Most bloggers are hobbyists. But there’s a minority of professional bloggers who are making more money than ever, according to a new installment of Technorati‘s State of the Blogosphere report.
Bloggers can collect ad revenues related to their blogs. But they are also making money by parlaying the popularity of their blogs into speaking engagements, traditional media assignments, and running conferences.
Technorati said some bloggers are even reporting profits that place them squarely in the middle class. Among those who make money from blogging, 54 percent are part-timers, 32 percent are self-employed, and 14 percent work for corporations.

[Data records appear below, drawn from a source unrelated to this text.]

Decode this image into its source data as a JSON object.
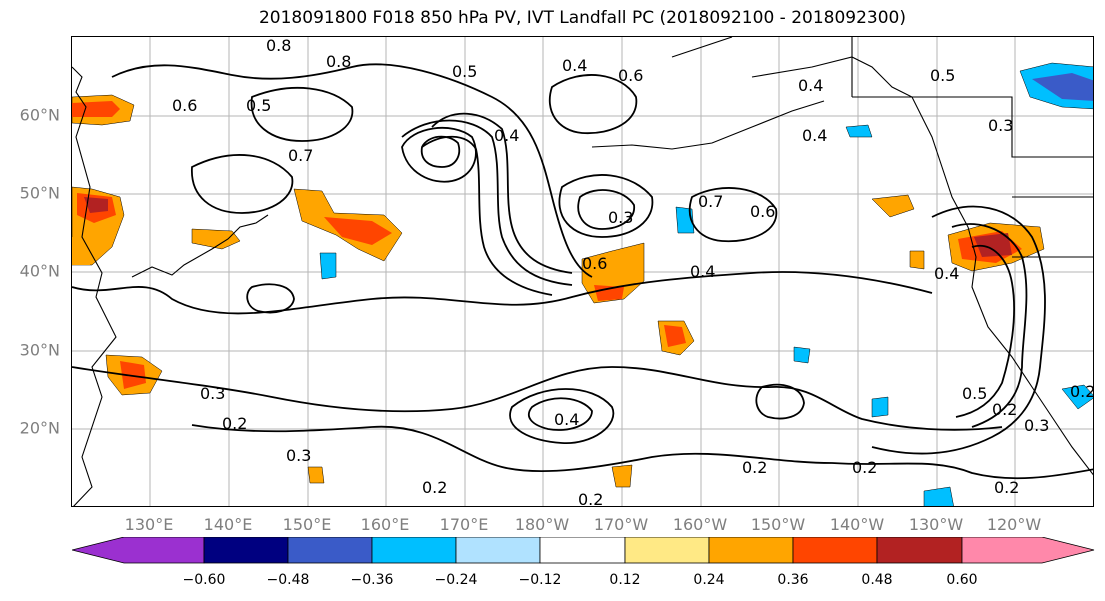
{
  "title": "2018091800 F018 850 hPa PV, IVT Landfall PC (2018092100 - 2018092300)",
  "latitude_labels": [
    "60°N",
    "50°N",
    "40°N",
    "30°N",
    "20°N"
  ],
  "longitude_labels": [
    "130°E",
    "140°E",
    "150°E",
    "160°E",
    "170°E",
    "180°W",
    "170°W",
    "160°W",
    "150°W",
    "140°W",
    "130°W",
    "120°W"
  ],
  "contour_labels": [
    "0.8",
    "0.6",
    "0.5",
    "0.7",
    "0.8",
    "0.5",
    "0.4",
    "0.6",
    "0.4",
    "0.4",
    "0.5",
    "0.3",
    "0.4",
    "0.3",
    "0.6",
    "0.7",
    "0.6",
    "0.4",
    "0.4",
    "0.3",
    "0.2",
    "0.3",
    "0.2",
    "0.4",
    "0.2",
    "0.2",
    "0.2",
    "0.2",
    "0.5",
    "0.2",
    "0.3",
    "0.2"
  ],
  "colorbar": {
    "ticks": [
      "−0.60",
      "−0.48",
      "−0.36",
      "−0.24",
      "−0.12",
      "0.12",
      "0.24",
      "0.36",
      "0.48",
      "0.60"
    ],
    "colors": [
      "#9b30d0",
      "#000080",
      "#3a5bc8",
      "#00bfff",
      "#b0e2ff",
      "#ffffff",
      "#ffe985",
      "#ffa500",
      "#ff4500",
      "#b22222",
      "#ff88aa"
    ]
  },
  "fill_colors": {
    "pos_light": "#ffe985",
    "pos_mid": "#ffa500",
    "pos_strong": "#ff4500",
    "pos_max": "#b22222",
    "neg_light": "#b0e2ff",
    "neg_mid": "#00bfff",
    "neg_strong": "#3a5bc8"
  }
}
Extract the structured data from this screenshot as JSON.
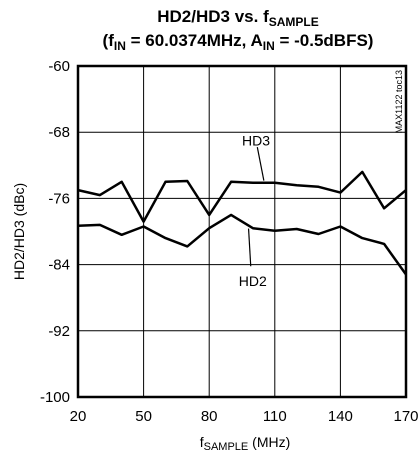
{
  "chart_data": {
    "type": "line",
    "title_line1_prefix": "HD2/HD3 vs. f",
    "title_line1_sub": "SAMPLE",
    "title_line2_a": "(f",
    "title_line2_sub1": "IN",
    "title_line2_b": " = 60.0374MHz, A",
    "title_line2_sub2": "IN",
    "title_line2_c": " = -0.5dBFS)",
    "xlabel_prefix": "f",
    "xlabel_sub": "SAMPLE",
    "xlabel_suffix": " (MHz)",
    "ylabel": "HD2/HD3 (dBc)",
    "xlim": [
      20,
      170
    ],
    "ylim": [
      -100,
      -60
    ],
    "x_ticks": [
      20,
      50,
      80,
      110,
      140,
      170
    ],
    "y_ticks": [
      -60,
      -68,
      -76,
      -84,
      -92,
      -100
    ],
    "grid": true,
    "watermark": "MAX1122 toc13",
    "series": [
      {
        "name": "HD3",
        "x": [
          20,
          30,
          40,
          50,
          60,
          70,
          80,
          90,
          100,
          110,
          120,
          130,
          140,
          150,
          160,
          170
        ],
        "y": [
          -75.0,
          -75.6,
          -74.0,
          -78.8,
          -74.0,
          -73.9,
          -78.0,
          -74.0,
          -74.1,
          -74.1,
          -74.4,
          -74.6,
          -75.3,
          -72.8,
          -77.2,
          -75.0
        ]
      },
      {
        "name": "HD2",
        "x": [
          20,
          30,
          40,
          50,
          60,
          70,
          80,
          90,
          100,
          110,
          120,
          130,
          140,
          150,
          160,
          170
        ],
        "y": [
          -79.3,
          -79.2,
          -80.4,
          -79.4,
          -80.8,
          -81.8,
          -79.6,
          -78.0,
          -79.6,
          -79.9,
          -79.7,
          -80.3,
          -79.4,
          -80.8,
          -81.5,
          -85.2
        ]
      }
    ],
    "annotations": [
      {
        "text": "HD3",
        "series": "HD3"
      },
      {
        "text": "HD2",
        "series": "HD2"
      }
    ]
  }
}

Part-timers and full-time bloggers say the main ways they generate revenue are through display and search ads, as well as through affiliate marketing links where they get a cut from a sale after a referral. About 15 percent say they are paid to gives speeches. Among the segment of full-time and part-time professional bloggers, about 17 percent get their main income from blogging.
For full-time bloggers, the average revenue in a year is $122,222. For part-timers, annual income is $14,777. The average for the full and part-timers combined is $42,548. About 89 percent believe that the ads on their sites must align with their own values. Most use self-serve ad platforms. But an increasing number are using ad networks or blog ad networks too.
About 51 percent of corporate bloggers said they received a salary for blogging. Bloggers who invest in their blog businesses face relatively low costs, but they’re not insubstantial. Site development for self-employed bloggers costs about $1,060 per year. Personal salary averages $5,992. Staff are paid $2,268, marketing and ad costs are $620, and hosting fees are $579. Hence, the overall costs per year, on average, are $10,519.
About 70 percent of bloggers talk about brands. Some 38 percent do brand or product reviews.